Now another man started flexing. His performance was in all respects the same as that of the preceding competitor, although his underpants were of a different hue. When he had finished, the commentator started to say something which came out as: "Er..." before lapsing into silence. By now, a third muscle-bound man had taken the stage.

The programme was being transmitted, presumably in desperation, by Eurosport or Sky Sports. I find it hard to tell them apart, and I don't subscribe to either of these satellite sports channels. I don't take them because I don't want them. What I do want to do is go to the pub occasionally (well, quite often actually), but the majority of pubs now have satellite sports on the telly.

Most landlords switch the satellite sports on at around opening time and turn them off at around closing time. Sometimes the landlord switches over to another channel but only if there's sport on the other channel. The appeal of, say, Sky's Premier League football broadcasts I sort of understand. But unfortunately there isn't enough real sport to fill the broadcasting time available.

I haven't yet seen live, international Scraping The Barrel on satellite sport channels but I have seen what appeared to be souped-up tractor racing, and something called World Team Darts, which is like individual darts only more so. In an attempt to drum up excitement, it began with pounding disco music and a camera panning dramatically across a few men slumped over pints of bitter.

I asked the landlord of my local whether he actually wanted satellite sports TV. "I've got to have it if I want to bring the punters in," he said. Sure; but did he like it?

He looked at me strangely. "I don't follow you," he said. I might as well have asked a farmer whether he liked a certain type of silage.
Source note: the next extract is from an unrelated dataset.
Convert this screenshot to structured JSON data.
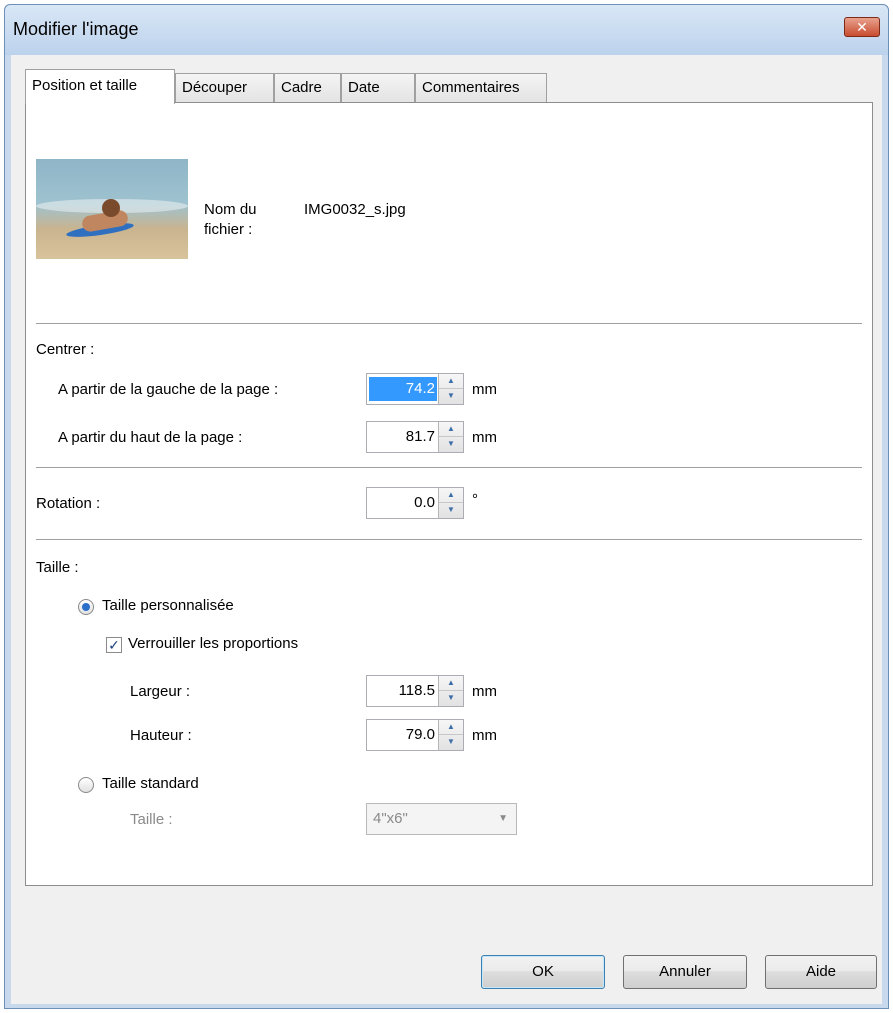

Pubs are under threat from home video, better quality take-out booze, the increasing preference for wine. The merging of male and female socialising. But the breweries are responding. They're making pubs more women-friendly, getting children in, serving excellent food. They're providing quizzes, musical entertainment, and laying on sports TV.

Of course, if you don't want a plate of something rather expensive involving tarragon, you don't have to have it. If you don't like quizzes or guitarists you go to another pub. But it's almost impossible to escape satellite sports on TV, and it's particularly hard to escape Sky Sports News. This comes from the "Sports Centre" , which is reminiscent of Alan Partridge's "Desk of Sport" (Steve Coogan's comedic alter ego insisted on this formulation, believing that "Sports Desk" didn't sound important enough). Sky Sports News begins with melodramatic music and doomy graphics, and then focuses in on the sombre face of the newscaster who boomingly intones: "Groin strain trouble for Shearer," in the voice of somebody announcing the beginning of Armageddon.

You can't even think whilst this is happening, let alone read a newspaper. Sky Sports is also a conversation killer far more lethal than the jukebox, which was so virulently objected to by Kingsley Amis and boozers of his era. The enjoyable crispness of pub etiquette ("What's yours?", "My shout?") is hopelessly blurred if your friend is woozily transfixed by some elderly crown green bowlers giving each other high fives in "exciting" moments as they are encouraged to do on Sky Sports.

There's nothing new, of course, about the conjunction of sport and alcohol. I know from my own experience that village cricket should really be called "village drinking". But to watch a man consume five pints of lager and three packets of porky scratchings whilst watching a feat of physical fitness (or even darts) is grotesque.

But it is, I'm afraid, a paradigm of our times: the hopeless observer, and the soaring achiever - a reminder that, in our media-dominated age, the watcher and the watched are the new us and them.